European Parliament finalizes draft of landmark EU A.I. Act. The EU Parliament has passed a draft of its landmark EU A.I. Act. Final language for the proposed law had been held up by debate over how to deal with the kinds of general-purpose “foundation models” that have underpinned the recent generative A.I. boom. The draft bill says companies making generative A.I. tools will have to disclose if any copyrighted material was used in training these systems. They will also have to meet stricter obligations for risk assessments and have to report the environmental footprint of their A.I. models. The law, which may set a global standard for A.I. in much the same way as the EU’s data privacy law GDPR, will now be subject to negotiations between the EU Parliament, the EU Commission, the bloc’s executive brand, and the European Council, which represents the national governments of member states. It is expected a final version will be voted in June and would come into force next year. You can read more about the draft law in this Venture Beat story.

U.S. government agencies issue joint warning on A.I. The Federal Trade Commission, the Department of Justice, the Consumer Financial Protection Bureau, and the Equal Employment Opportunity Commission issued a joint statement reminding companies that they had substantial power under existing laws to regulate A.I. and pledging to use those to promote responsible A.I. innovation. The agencies have previously expressed concerns about potentially harmful uses of automated systems. The joint statement is particularly concerned with fairness and bias in A.I. systems that could impact civil rights, fair competition, consumer protection, and equal opportunity.

A.I.-generated advertising goes viral. An advertisement for a fictitious pizza delivery business that was created entirely using different kinds of generative A.I. software, with no human actors, film crews, or editors, went viral on social media. The ad used Runway’s Gen2 text-to-video system, Eleven Labs voice generation software, and Soundraw’s AI Music for music. The same day, an ad from the Republic National Committee attacking U.S. President Joe Biden’s re-election effort was released that the RNC said had been created with A.I.

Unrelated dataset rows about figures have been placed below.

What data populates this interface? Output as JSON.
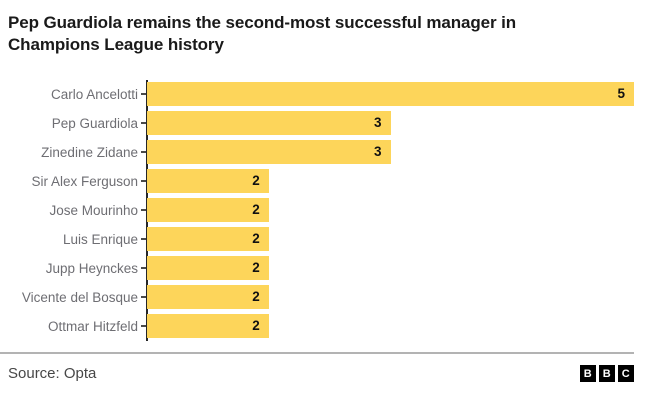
{
  "header": {
    "title": "Pep Guardiola remains the second-most successful manager in Champions League history"
  },
  "chart_data": {
    "type": "bar",
    "orientation": "horizontal",
    "title": "Pep Guardiola remains the second-most successful manager in Champions League history",
    "categories": [
      "Carlo Ancelotti",
      "Pep Guardiola",
      "Zinedine Zidane",
      "Sir Alex Ferguson",
      "Jose Mourinho",
      "Luis Enrique",
      "Jupp Heynckes",
      "Vicente del Bosque",
      "Ottmar Hitzfeld"
    ],
    "values": [
      5,
      3,
      3,
      2,
      2,
      2,
      2,
      2,
      2
    ],
    "xlabel": "",
    "ylabel": "",
    "xlim": [
      1,
      5
    ],
    "grid": false,
    "legend": false,
    "value_labels": "inside-bar-right"
  },
  "footer": {
    "source_label": "Source: Opta",
    "logo_letters": [
      "B",
      "B",
      "C"
    ]
  },
  "colors": {
    "bar": "#FDD55A",
    "title_text": "#1a1a1a",
    "label_text": "#6e6e73",
    "value_text": "#111111",
    "axis": "#262626",
    "tick": "#4a4a4a",
    "divider": "#b3b3b3",
    "source_text": "#474747",
    "logo_bg": "#000000",
    "logo_text": "#ffffff"
  }
}
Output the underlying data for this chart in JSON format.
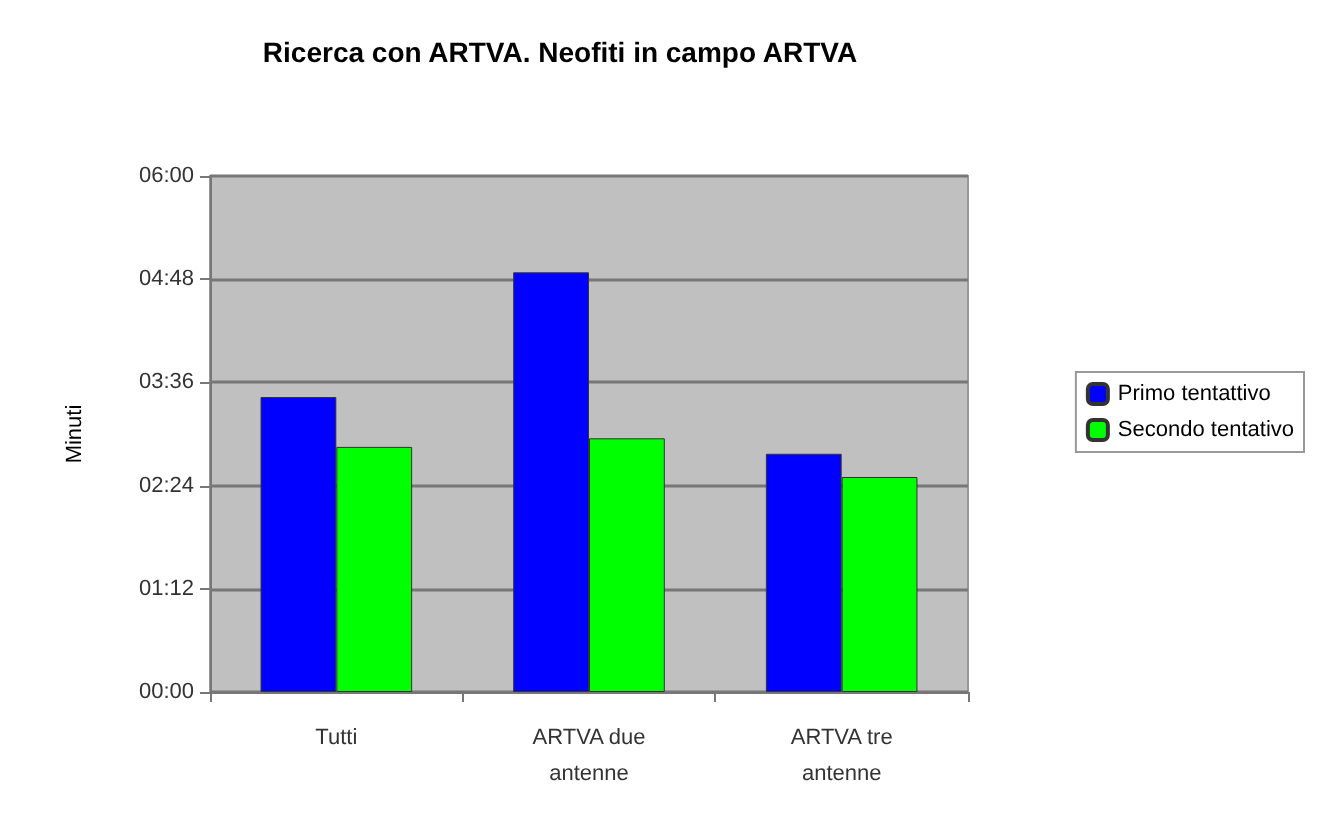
{
  "chart_data": {
    "type": "bar",
    "title": "Ricerca con ARTVA. Neofiti in campo ARTVA",
    "ylabel": "Minuti",
    "categories": [
      "Tutti",
      "ARTVA due\nantenne",
      "ARTVA tre\nantenne"
    ],
    "series": [
      {
        "name": "Primo tentattivo",
        "color": "#0000ff",
        "values": [
          3.43,
          4.88,
          2.77
        ]
      },
      {
        "name": "Secondo tentativo",
        "color": "#00ff00",
        "values": [
          2.85,
          2.95,
          2.5
        ]
      }
    ],
    "ylim": [
      0,
      6
    ],
    "yticks": [
      {
        "value": 0,
        "label": "00:00"
      },
      {
        "value": 1.2,
        "label": "01:12"
      },
      {
        "value": 2.4,
        "label": "02:24"
      },
      {
        "value": 3.6,
        "label": "03:36"
      },
      {
        "value": 4.8,
        "label": "04:48"
      },
      {
        "value": 6,
        "label": "06:00"
      }
    ],
    "grid": "y",
    "legend": "right"
  }
}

Vector database startup Pinecone raises $100 million. Pinecone, an Israeli-based startup whose vector database technology has become a key tool for those looking to build products using large language models (LLMs), secured $100 million Series B round that values the company at a reported $750 million, Tech Crunch reported. The round was led by Andreessen Horowitz, with participation from ICONIQ Growth and previous investors Menlo Ventures and Wing Ventute Capital. People have turned to vector databases as a way to give LLMs a form of long-term memory and as a way to reduce the chance that the generative A.I. models will make up information (a phenomenon A.I. folks call “hallucinations.”) Vector databases also allow users to search unstructured data easily, using natural language, and without having to rely on key words or phrases contained in the data. But the databases can be more expensive to run and slower than some traditional structured databases.